Chapitre 21 : Encore des papillons.

11 1 0
                                    

Cette accalmie dura jusqu'au mois de mars. Les cours reprirent, Odilon finit par changer de classe car sa mère trouvait qu'il était trop « rejeté » en Seconde 2. Agathe se démenait pour retrouver une trace de ma mère. Elle la perdait après Clermonferand. Plusieurs fois elle me fit visionner des images de caméra dans les gare. On y voyait une femme rousse marcher d'un pas rapide. Elle semblait scruter l'horizon autour d'elle, mais je ne pouvais affirmer avec certitude qu'il s'agissait de ma mère.
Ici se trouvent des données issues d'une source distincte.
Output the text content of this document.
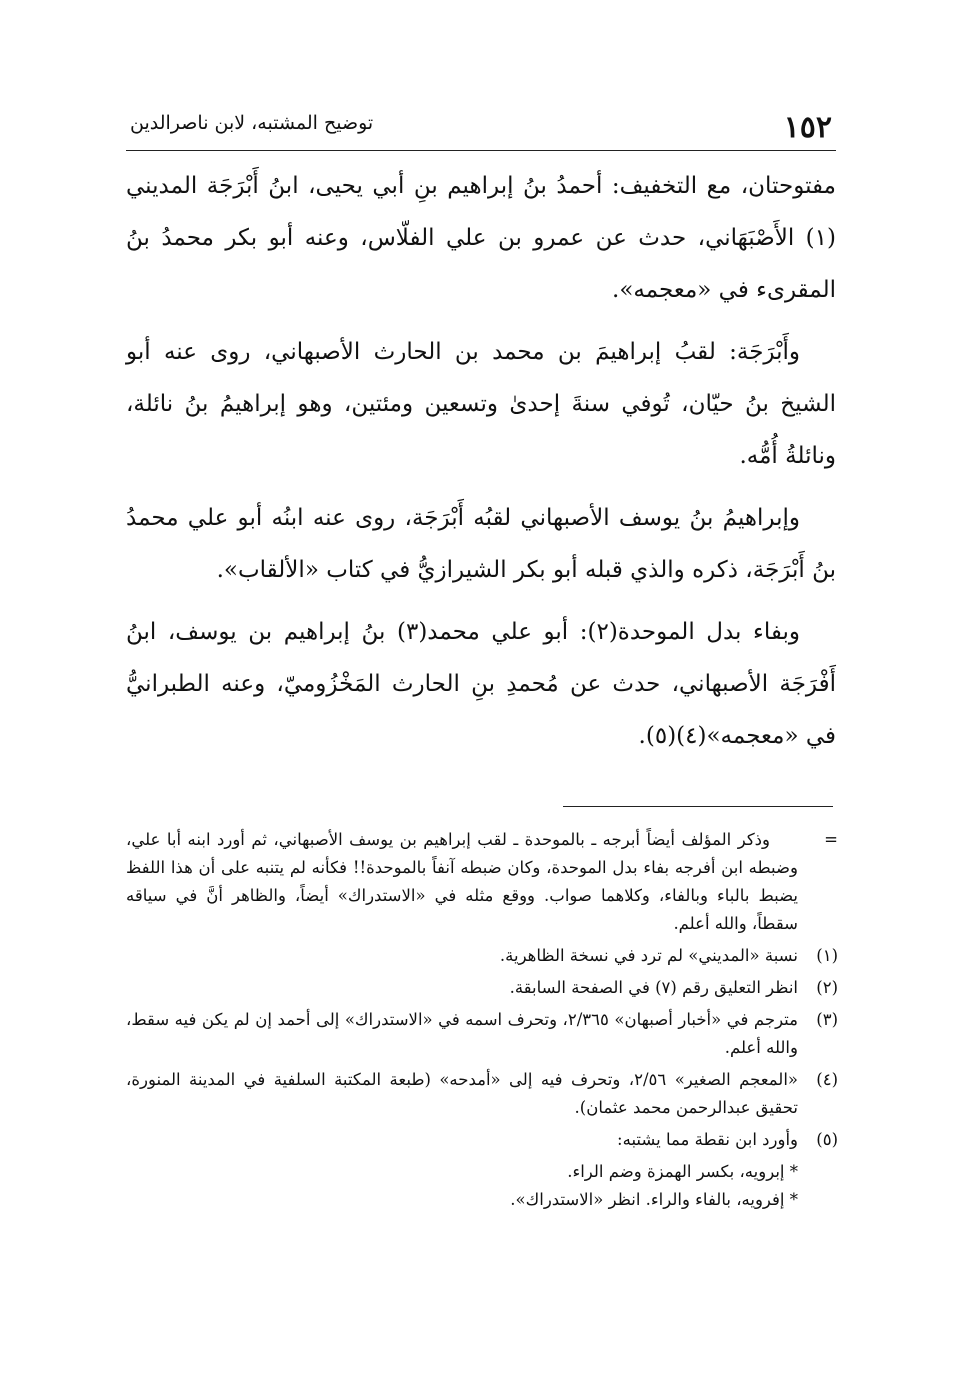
١٥٢
توضيح المشتبه، لابن ناصرالدين

مفتوحتان، مع التخفيف: أحمدُ بنُ إبراهيم بنِ أبي يحيى، ابنُ أَبْرَجَة المديني (١) الأَصْبَهَاني، حدث عن عمرو بن علي الفلّاس، وعنه أبو بكر محمدُ بنُ المقرىء في «معجمه».

وأَبْرَجَة: لقبُ إبراهيمَ بن محمد بن الحارث الأصبهاني، روى عنه أبو الشيخ بنُ حيّان، تُوفي سنةَ إحدىٰ وتسعين ومئتين، وهو إبراهيمُ بنُ نائلة، ونائلةُ أُمُّه.

وإبراهيمُ بنُ يوسف الأصبهاني لقبُه أَبْرَجَة، روى عنه ابنُه أبو علي محمدُ بنُ أَبْرَجَة، ذكره والذي قبله أبو بكر الشيرازيُّ في كتاب «الألقاب».

وبفاء بدل الموحدة(٢): أبو علي محمد(٣) بنُ إبراهيم بن يوسف، ابنُ أَفْرَجَة الأصبهاني، حدث عن مُحمدِ بنِ الحارث المَخْزُوميّ، وعنه الطبرانيُّ في «معجمه»(٤)(٥).

=
وذكر المؤلف أيضاً أبرجه ـ بالموحدة ـ لقب إبراهيم بن يوسف الأصبهاني، ثم أورد ابنه أبا علي، وضبطه ابن أفرجه بفاء بدل الموحدة، وكان ضبطه آنفاً بالموحدة!! فكأنه لم يتنبه على أن هذا اللفظ يضبط بالباء وبالفاء، وكلاهما صواب. ووقع مثله في «الاستدراك» أيضاً، والظاهر أنَّ في سياقه سقطاً، والله أعلم.
(١)
نسبة «المديني» لم ترد في نسخة الظاهرية.
(٢)
انظر التعليق رقم (٧) في الصفحة السابقة.
(٣)
مترجم في «أخبار أصبهان» ٢/٣٦٥، وتحرف اسمه في «الاستدراك» إلى أحمد إن لم يكن فيه سقط، والله أعلم.
(٤)
«المعجم الصغير» ٢/٥٦، وتحرف فيه إلى «أمدحه» (طبعة المكتبة السلفية في المدينة المنورة، تحقيق عبدالرحمن محمد عثمان).
(٥)
وأورد ابن نقطة مما يشتبه:
* إبرويه، بكسر الهمزة وضم الراء.
* إفرويه، بالفاء والراء. انظر «الاستدراك».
« Je la retrouverai ! dit Agathe avec détermination en se passant une main dans les cheveux. Elle avait des cernes sous les yeux, la fillette faisait des nuits blanches, penchée sur des plans de train, des coupures de journaux, des copies du dossier de police. Edmond et sa tante s'étaient fâchés à plusieurs reprises parce qu'elle refusait d'aller au lit. Moi-même je lui avais demandé plusieurs fois de ne pas en faire trop. Une fois, j'avais même suggérer d'abandonner tout.

« Maëlys, avait répliqué Agathe, tu sais bien que tu ne connaîtras pas la paix tant qu'on ne l'auras pas retrouvé ! Il faut continuer ! »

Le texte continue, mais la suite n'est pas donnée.